9.2. Severability. If any provision of this Agreement will be adjudged by any court of competent jurisdiction to be unenforceable or invalid, that provision will be limited to the minimum extent necessary so that this Agreement will otherwise remain in effect.
9.3. Governing Law; Jurisdiction and Venue. This Agreement will be governed by the laws of the State of Delaware and the United States without regard to conflicts of laws provisions thereof, and without regard to the United Nations Convention on the International Sale of Goods. All disputes relating to or arising out of this Agreement shall be resolved in a state or federal court located in the State of New York, and the parties hereby consent to the jurisdiction of such courts.
9.4. Attorneys’ Fees and Costs. The prevailing party in any action to enforce this Agreement will be entitled to recover its attorneys’ fees and costs incurred in connection with such action.

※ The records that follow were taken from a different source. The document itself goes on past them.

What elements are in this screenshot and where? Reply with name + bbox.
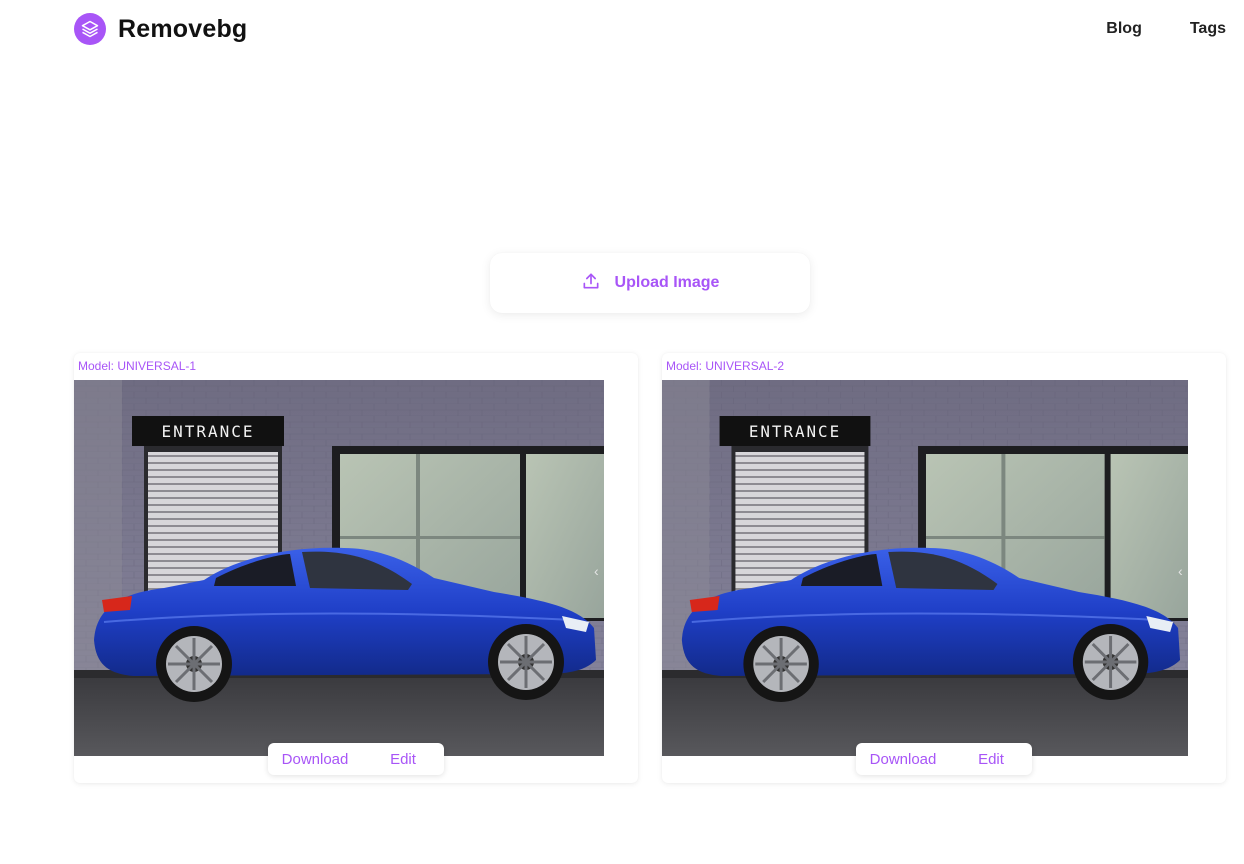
- edit-button[interactable]: Edit: [362, 743, 444, 775]
- brand[interactable]: Removebg: [74, 13, 247, 45]
- image-actions: Download Edit: [268, 743, 444, 775]
- result-card-universal-2: Model: UNIVERSAL-2 ENTRANCE ‹ Download E…: [662, 353, 1226, 783]
- entrance-sign-text: ENTRANCE: [161, 422, 254, 441]
- result-image: ENTRANCE: [662, 380, 1188, 756]
- model-label: Model: UNIVERSAL-2: [666, 359, 785, 373]
- entrance-sign-text: ENTRANCE: [749, 422, 841, 441]
- model-label: Model: UNIVERSAL-1: [78, 359, 197, 373]
- upload-image-button[interactable]: Upload Image: [490, 253, 810, 313]
- edit-button[interactable]: Edit: [950, 743, 1032, 775]
- chevron-left-icon[interactable]: ‹: [594, 563, 599, 579]
- nav-tags-link[interactable]: Tags: [1190, 20, 1226, 38]
- upload-icon: [581, 271, 601, 296]
- chevron-left-icon[interactable]: ‹: [1178, 563, 1183, 579]
- top-nav: Blog Tags: [1106, 20, 1226, 38]
- layers-icon: [74, 13, 106, 45]
- result-image: ENTRANCE: [74, 380, 604, 756]
- image-actions: Download Edit: [856, 743, 1032, 775]
- download-button[interactable]: Download: [268, 743, 362, 775]
- brand-name: Removebg: [118, 14, 248, 43]
- result-card-universal-1: Model: UNIVERSAL-1 ENTRANCE ‹ Download E…: [74, 353, 638, 783]
- download-button[interactable]: Download: [856, 743, 950, 775]
- upload-image-label: Upload Image: [614, 274, 720, 291]
- nav-blog-link[interactable]: Blog: [1106, 20, 1142, 38]
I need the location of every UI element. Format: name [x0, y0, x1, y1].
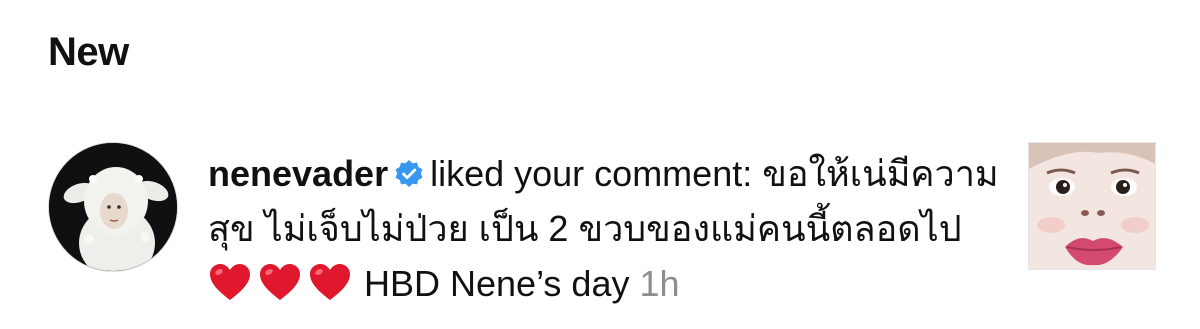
notification-row[interactable]: nenevader liked your comment: ขอให้เน่มี…: [48, 142, 1156, 306]
sheep-costume-avatar-icon[interactable]: [48, 142, 178, 272]
red-heart-icon: [308, 262, 352, 302]
post-thumbnail-face-icon[interactable]: [1028, 142, 1156, 270]
username-link[interactable]: nenevader: [208, 153, 388, 194]
notification-action: liked your comment:: [430, 153, 753, 194]
hearts-group: [208, 263, 358, 304]
red-heart-icon: [258, 262, 302, 302]
timestamp: 1h: [639, 263, 680, 304]
notification-text: nenevader liked your comment: ขอให้เน่มี…: [208, 146, 1008, 311]
section-title-new: New: [48, 30, 129, 74]
verified-badge-icon: [394, 159, 424, 189]
red-heart-icon: [208, 262, 252, 302]
comment-suffix: HBD Nene’s day: [364, 263, 630, 304]
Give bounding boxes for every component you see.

9.5. Notice. Any notice or communication required or permitted under this Agreement will be in writing to the parties at the addresses set forth on the Order Form or at such other address as may be given in writing by either party to the other in accordance with this Section and will be deemed to have been received by the addressee (i) if given by hand or email, immediately upon receipt; (ii) if given by overnight courier service, the first business day following dispatch or (iii) if given by registered or certified mail, postage prepaid and return receipt requested, the second business day after such notice is deposited in the mail.
9.6. Amendments; Waivers. This Agreement may be amended by the Company from time to time by posting of such amendment to the website located at [link]. You will be notified of such amendment by email, public announcement, or other method chosen by the Company in their complete discretion. If Customer does not wish to be bound by an amendment to this Master Services Agreement, Customer must immediately cease all use of the Services and notify Company that Customer has not consented to such amendment. Continued use of the Services shall be conclusive evidence of Customer consent. No waiver will be implied from conduct or failure to enforce or exercise rights under this Agreement, nor will any waiver be effective unless in a writing signed by a duly authorized representative on behalf of the party claimed to have waived. No provision of any purchase order or other business form employed by Customer will supersede the terms and conditions of this Agreement.
9.7. Entire Agreement. This Agreement is the complete and exclusive statement of the mutual understanding of the parties and supersedes and cancels all previous written and oral agreements and communications relating to the subject matter of this Agreement.
9.8. Force Majeure. Neither party will be liable to the other for any delay or failure to perform any obligation under this Agreement (except for a failure to pay fees) if the delay or failure is due to unforeseen events that occur after the signing of this Agreement and that are beyond the reasonable control of such party (each, a “Force Majeure Event”), such as a strike, blockade, war, act of terrorism, riot, natural disaster, failure or diminishment of power or data or telecommunications networks or services.
9.9. Independent Contractors. The parties to this Agreement are independent contractors. There is no relationship of partnership, joint venture, employment, franchise or agency created hereby between the parties. Neither party will have the power to bind the other or incur obligations on the other party’s behalf.